The dates that we pull in for both print and electronic publication are simply text that could be a day, a month, a year, or any of several date ranges. We have an extensive parser that will take text in a number of formats and try to convert into a date object in our code that represents a specific day. But to do this we need to know which day should be the default for date ranges like "Spring 2014". PubMed already had rules in place for this to decide how its site's search function would work:

Publication dates without a month are set to January, multiple months (e.g., Oct-Dec) are set to the first month, and dates without a day are set to the first day of the month. Dates with a season are set as: winter = January, spring = April, summer = July and fall = October.

We use the same strategy, and also apply a day: the first of the month.


Putting it all together

So we now effectively have five different values to keep track of, two of which are computed.

  1. PubModel
  2. Print Date (text)
  3. Print Date (computed - a date representation)
  4. Electronic Date (text)
  5. Electronic Date (computed - a date representation)


[this paragraph addresses our internal, curated publication system]
Generally I want to be agnostic about how to use these, unless the client has a very specific need, because the appropriate values to use here can change. Originally for the [redacted], we determined whether print or electronic was to be the primary date and then computed the day/month/year representation of it. This value is now included in all exports that use the "XML (computed)" format as the tag <Computed_pubdate>. For searching within a portal, we present an option: search by print date, by electronic date, by either date, or by the primary preferred date as determined by PubModel.
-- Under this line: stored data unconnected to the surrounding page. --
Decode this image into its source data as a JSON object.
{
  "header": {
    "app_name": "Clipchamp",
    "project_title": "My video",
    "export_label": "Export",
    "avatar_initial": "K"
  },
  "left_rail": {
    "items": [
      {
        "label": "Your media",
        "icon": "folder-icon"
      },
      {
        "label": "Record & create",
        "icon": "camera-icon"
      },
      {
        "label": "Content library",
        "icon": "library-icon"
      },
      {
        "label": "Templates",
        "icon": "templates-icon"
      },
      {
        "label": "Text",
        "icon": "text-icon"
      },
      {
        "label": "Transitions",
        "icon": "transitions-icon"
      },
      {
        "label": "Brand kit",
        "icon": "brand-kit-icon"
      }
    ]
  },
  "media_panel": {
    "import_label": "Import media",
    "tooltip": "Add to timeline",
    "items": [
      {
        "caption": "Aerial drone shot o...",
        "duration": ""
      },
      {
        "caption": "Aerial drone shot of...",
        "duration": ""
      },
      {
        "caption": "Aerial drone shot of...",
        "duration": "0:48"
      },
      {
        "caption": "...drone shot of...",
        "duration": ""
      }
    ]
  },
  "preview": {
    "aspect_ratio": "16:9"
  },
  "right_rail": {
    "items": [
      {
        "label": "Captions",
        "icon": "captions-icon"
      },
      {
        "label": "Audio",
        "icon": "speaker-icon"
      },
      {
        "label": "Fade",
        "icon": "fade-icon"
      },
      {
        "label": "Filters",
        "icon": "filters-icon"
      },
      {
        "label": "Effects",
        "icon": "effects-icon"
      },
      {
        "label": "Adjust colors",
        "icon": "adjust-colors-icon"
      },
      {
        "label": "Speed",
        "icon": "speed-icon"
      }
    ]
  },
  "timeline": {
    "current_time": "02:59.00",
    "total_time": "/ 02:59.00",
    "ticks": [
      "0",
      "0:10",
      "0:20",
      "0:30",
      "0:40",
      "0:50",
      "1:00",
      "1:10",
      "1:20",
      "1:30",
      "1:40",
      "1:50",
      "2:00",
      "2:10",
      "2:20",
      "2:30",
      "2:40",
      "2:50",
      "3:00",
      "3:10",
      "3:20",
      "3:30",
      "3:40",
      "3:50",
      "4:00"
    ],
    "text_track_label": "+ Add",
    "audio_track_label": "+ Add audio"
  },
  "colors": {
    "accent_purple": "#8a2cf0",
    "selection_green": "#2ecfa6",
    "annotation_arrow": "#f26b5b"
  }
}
One of the reasons to have options on which dates to use at any given time is that sometimes what the journal specifies doesn't make sense! For example, consider this article from PLoS One: Here they give a PubDate of "2013" and an electronic publication date of "3 April 2013". But they specify a PubModel of Print-Electronic, meaning they want you to use "2013" as the primary date - which isn't very helpful. If we wanted to find publications that came out in April 2013 we'd have to search by electronic date and ignore the PubModel! Since roughly 2014 PLoS has actually started using Electronic-eCollection as the PubModel, which makes much more sense, but their older publications have not been updated. Also, it is still not uncommon to see a Print-Electronic publication where the electronic date is more exact, and thus potentially more useful.